Changes made since the last occasion

The course responsible person is changed from Hao Chen to Sonja Lundmark.

Learning objectives and syllabus

Learning objectives:

 

1. Explain the damage that may occur in the event of improper handling of electrical systems. Explain how to avoid them from an electrical safety perspective and carry out electrical laboratory work in a safe manner.
2. Describe and model ideal components such as resistance, inductance, capacitance, alternating voltage sources and alternating current sources.
3. Describe the material concepts including resistivity and temperature coefficient. Be able to use them in electrical calculations.
4. Apply the fundamental laws that govern the quantities described in magnetic circuits: magnetomotive force, magnetic flux, reluctance, induced voltage and electromagnetic force.
5. Apply Ohm's law, Kirchhoff's laws, power law and energy calculation to simple AC circuits.
6. Describe how a rotating flux is created in 3-phase AC machines and how it can be modeled in the stationary 2-phase system and in the rotating 2-phase system.
7. Calculate space vectors of voltages, currents and fluxes using the Park and Clarke transformations and use these to model 3-phase AC machines. Calculate apparent, active and reactive power as well as energy with space vectors.
8. Explain the build-up (the parts of) and operation of synchronous and induction machines and model the machines both dynamically and stationary.
9. Calculate speed, current, voltage, losses, powers and torques at different loads for both the synchronous and induction machines, based on the equivalent circuits of the machines. 

 

Link to the syllabus on Studieportalen.

Study plan

 

Examination form

The course examination will involve three intermediate tests and one laboratory work:

1. Part A, 2 credits: Basic simple electrical circuits and magnetic circuits.
   • Assessment: Intermediate test (Dugga).
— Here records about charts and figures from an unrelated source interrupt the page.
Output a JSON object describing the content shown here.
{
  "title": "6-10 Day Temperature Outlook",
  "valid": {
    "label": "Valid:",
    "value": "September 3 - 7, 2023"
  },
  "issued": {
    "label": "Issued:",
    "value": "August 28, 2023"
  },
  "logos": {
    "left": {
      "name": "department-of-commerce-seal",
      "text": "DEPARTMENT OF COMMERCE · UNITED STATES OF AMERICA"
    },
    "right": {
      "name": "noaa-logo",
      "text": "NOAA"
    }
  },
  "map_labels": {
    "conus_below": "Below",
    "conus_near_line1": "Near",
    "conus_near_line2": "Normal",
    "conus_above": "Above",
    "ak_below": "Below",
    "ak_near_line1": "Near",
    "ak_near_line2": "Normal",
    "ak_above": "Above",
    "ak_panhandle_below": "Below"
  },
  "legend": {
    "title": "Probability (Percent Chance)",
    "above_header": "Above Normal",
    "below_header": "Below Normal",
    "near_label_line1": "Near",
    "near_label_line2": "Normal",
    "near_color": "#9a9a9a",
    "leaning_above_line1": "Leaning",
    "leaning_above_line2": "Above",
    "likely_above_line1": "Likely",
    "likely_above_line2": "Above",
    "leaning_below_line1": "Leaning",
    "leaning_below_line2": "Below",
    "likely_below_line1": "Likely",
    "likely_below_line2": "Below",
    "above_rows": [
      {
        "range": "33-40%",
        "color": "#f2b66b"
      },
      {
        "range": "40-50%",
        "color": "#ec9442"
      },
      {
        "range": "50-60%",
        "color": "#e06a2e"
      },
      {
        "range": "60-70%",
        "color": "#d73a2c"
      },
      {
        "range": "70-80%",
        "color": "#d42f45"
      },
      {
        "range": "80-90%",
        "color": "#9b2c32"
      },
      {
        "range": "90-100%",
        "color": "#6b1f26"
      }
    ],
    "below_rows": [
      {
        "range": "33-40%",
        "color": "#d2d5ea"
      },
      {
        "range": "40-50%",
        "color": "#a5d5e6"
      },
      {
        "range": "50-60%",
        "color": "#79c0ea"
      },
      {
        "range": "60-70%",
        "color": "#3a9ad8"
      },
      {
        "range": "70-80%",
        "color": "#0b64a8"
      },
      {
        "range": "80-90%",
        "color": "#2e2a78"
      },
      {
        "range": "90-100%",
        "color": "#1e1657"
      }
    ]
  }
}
Max. points on the test is 30 points.
2. Part B, 2 credits: Induction machine.
   • Assessment: Intermediate test (Dugga). Max. points on the test is 30 points.
3. Part C, 2 credits: Synchronous machine.
   • Assessment: Intermediate test (Dugga). Max. points on the test is 30 points.
4. Part D, 1.5 credits: Laboratory work.
   • The assessment takes place during the laboratory work.

 

The grading scale for the three intermediate tests is:

• Grade 3 between 12 and 17.9 points
• Grade 4 between 18-23.9 points
• Grade 5 between 24-30 points

 

For the final grade it is required that all parts, A, B, C and D are passed and when it is fulfilled the final grade is based on the summation of the points from parts A, B and C according to:

• Grade 3 between 45-59.9 of the total score from A + B + C
• Grade 4 between 60-74.9 of the total score from A + B + C
• Grade 5 between 75-90 of the total points from A + B + C

 

Only Chalmers Approved calculators are allowed at the exam, see https://student.portal.chalmers.se/en/chalmersstudies/Examinations/Pages/default.aspx

 

The formula paper is attached to the duggas, you are not allowed to bring your own.